Genesis 17:9-17

17God said to Abraham, “As for you, you are to keep my covenant, you and your seed through every generation. 10 This is my covenant you shall keep between me and you and your seed: Every male among you shall be circumcised. 11 You shall circumcise the flesh of your foreskin, and it shall be a sign of the covenant between us. 12 On the eighth day after birth, every male among you must be circumcised, even slaves born in the household and those bought with money from foreigners. 13 Those born in your house and those purchased with your silver shall be circumcised, so my covenant may be in your flesh for all time. Your flesh will embody my covenant as an enduring covenant. 14 Any male not circumcised, that person shall be exiled. He has violated my covenant.”
     15 God said to Abraham, “Sarai, your wife, will no longer be called Sarai. Sarah is her name! 16 I will bless her and I will give you a son from her, and I will bless him. I will bless her so that she will become nations; kings of peoples shall come from her.”
     17 Abraham fell on his face, and he laughed, saying to himself, “To a 100-year-old man a child shall be born! Sarah, a 90-year-old woman, shall have a child!”


The covenant relationship runs from G*D to, now, Abraham. A repetition of its details adds in circumcision—not a medical benefit, not a rite of passage, but a sign of being yoked to a G*D, a tribe, a nation, a people, a culture. Circumcision is a physical Shibboleth. Circumcision is not just for Abraham’s lineage but their human property (slaves) as well—a branding.
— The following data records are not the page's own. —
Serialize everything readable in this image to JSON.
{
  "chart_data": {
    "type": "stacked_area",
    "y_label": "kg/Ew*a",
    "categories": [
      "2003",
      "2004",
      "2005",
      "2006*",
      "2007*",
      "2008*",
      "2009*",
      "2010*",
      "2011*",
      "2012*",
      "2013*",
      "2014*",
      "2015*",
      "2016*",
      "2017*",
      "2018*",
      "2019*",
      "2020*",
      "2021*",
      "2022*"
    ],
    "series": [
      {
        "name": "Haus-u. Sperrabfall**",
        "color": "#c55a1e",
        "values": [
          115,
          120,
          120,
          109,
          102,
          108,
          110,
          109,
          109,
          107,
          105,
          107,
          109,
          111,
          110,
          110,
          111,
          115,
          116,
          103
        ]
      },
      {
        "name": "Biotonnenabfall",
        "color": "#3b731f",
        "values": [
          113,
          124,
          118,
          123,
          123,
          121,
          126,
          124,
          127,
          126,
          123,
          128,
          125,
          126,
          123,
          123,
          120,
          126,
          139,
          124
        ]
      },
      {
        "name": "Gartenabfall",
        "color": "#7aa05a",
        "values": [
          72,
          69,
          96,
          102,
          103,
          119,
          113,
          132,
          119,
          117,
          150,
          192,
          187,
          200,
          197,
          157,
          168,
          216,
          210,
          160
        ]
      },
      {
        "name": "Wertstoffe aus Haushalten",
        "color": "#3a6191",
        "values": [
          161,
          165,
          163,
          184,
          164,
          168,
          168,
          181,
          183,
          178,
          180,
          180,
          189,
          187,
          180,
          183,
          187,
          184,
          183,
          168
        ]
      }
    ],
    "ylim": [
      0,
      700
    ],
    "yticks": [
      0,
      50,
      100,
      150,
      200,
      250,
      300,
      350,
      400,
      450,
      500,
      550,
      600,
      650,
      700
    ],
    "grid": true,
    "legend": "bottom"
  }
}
We have just experienced a covenant binding ritual that cut or divided animals. Now we shift that one-time event to an every generation act of cutting. In sales, this is an undocumented “feature” only discovered after a purchase is completed.
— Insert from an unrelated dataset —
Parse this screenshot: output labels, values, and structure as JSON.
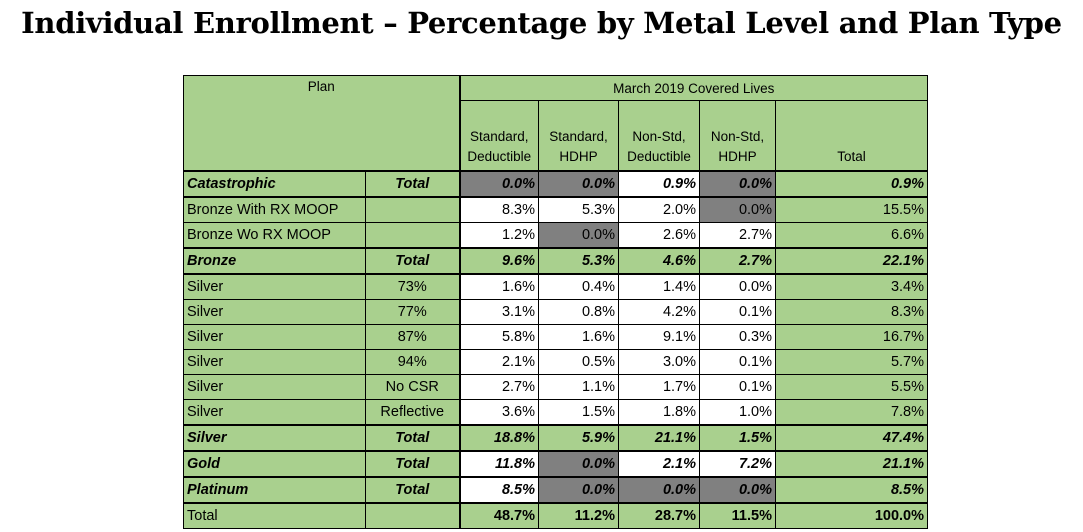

There are later stories that will use circumcision as a charm to ward off evil, but here it is simply requirement.

If a male sports the communal sign of circumcision, they meet the lowest bar of community. Without it they are exiled and, in tribal culture, this is a capital act—death.

The intensity of the significance of circumcision is that G*D will take any exception as a breaking of covenant. With this break comes the loss of possessions and land—the loss of power.

As the shift from Abram to Abraham didn’t change the meaning of his name, only its form, so, too, with a change from Sarai to Sarah (even less of an orthographic change).

Now we receive confirmation that it is specifically Sarah who is to be noted in this line of Abraham. The whole Hagar/Ishmael line will continue, but not as a “chosen” or preferred line.

With the specificity that it is Sarah who will bear a son (and at her age of 90, even one seems a bit much), Abraham finally gets the joke about impossibility as the likeliest route forward and falls down laughing.

Readers will need to decide if this laughter is of absurdity or is a confirmation of everything after a first vision in Haran.